Although Mboweni has confirmed strategies to curtail the debt and widening deficit, no sign of stabilisation was presented. The minister has also called for zero-based budgeting as one of the strategies in building a bridge to recover, and to close the mouth of the “hippopotamus”, which is eating our children’s inheritance. The zero-based budgeting is a big step in the right direction; it will make all roleplayers in the government understand the economic crisis we face.
The other positive part of the budget was the prioritisation of infrastructure development. The government has already considered almost 177 infrastructure projects that will assist in boosting the economy and curtailing unemployment.
The Sustainable Infrastructure Symposium, hosted by President Cyril Ramaphosa, announced 55 projects that are ready to be rolled out. The government needs to further stimulate its partnership with the private sector to ensure more infrastructure development and job creation.
Despite the envisaged revenue adjustment of R1.43-trillion to R1.12-trillion, the country is expected to continue spending. An additional R21-billion is allocated for COVID-19-related healthcare spending. The supplementary budget has also proposed a R12.6-billion allocation to frontline services.
An additional R11-billion is set aside towards improved water and sanitation, and an additional R6.1-billion for youth employment ensures that the most vulnerable are supported. However, the effectiveness of this allocation in the supplementary budget is dependent on the ability of our government apparatus to spend the money.
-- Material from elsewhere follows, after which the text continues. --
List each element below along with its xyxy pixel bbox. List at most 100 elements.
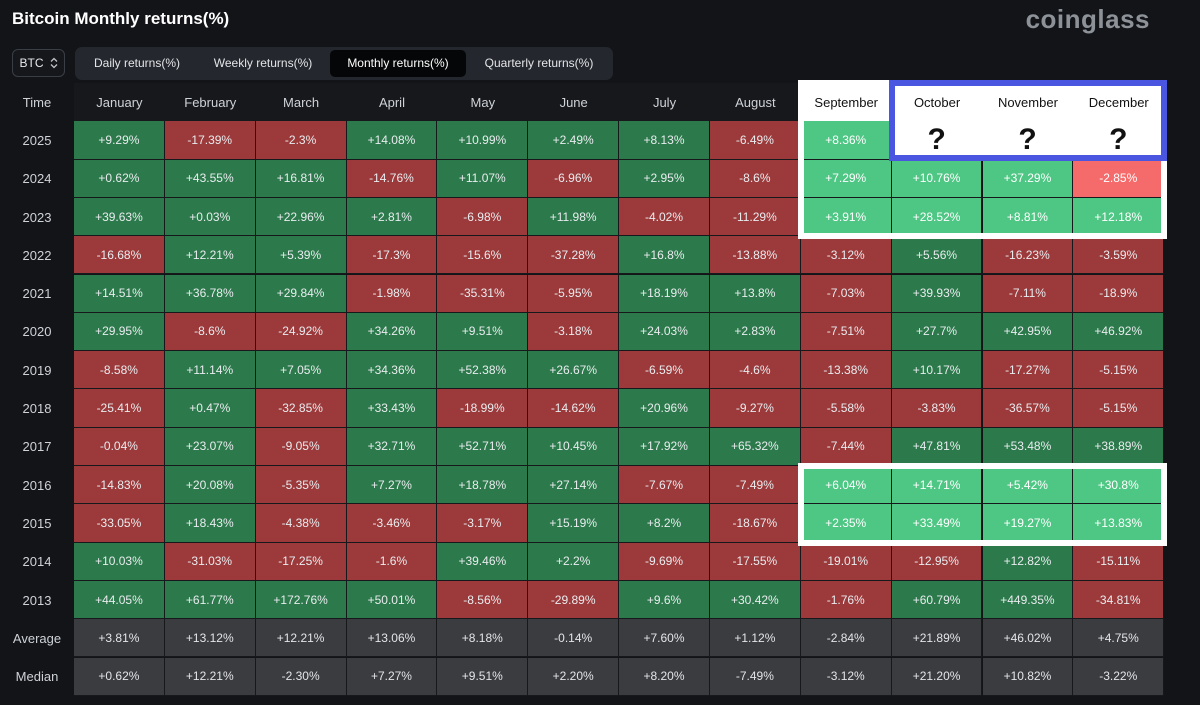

The only worrying issue that the minister did not dwell on much was the public sector wage bill, which still remains a challenge. Mboweni said half of the consolidated revenue will go towards the compensation of public service employees.
The compensation of employees continues to put much pressure on service delivery and pushing the government in the direction of borrowing.
What remains evident is that South Africa should continue opening the economy to revive sectors hit hard by the lockdown. Allowing trade to take place and markets to function will provide the ultimate boost to a struggling economy. A reduced role by the government could pave the way for the private sector to play a larger role in the economy. Moreover, structural reforms are required to create a favourable environment for growth and to restore South
African fiscal credibility.
- Dr Keyser is head of department of economics and finance at the University of the Free State and Molefe is a lecturer in the department.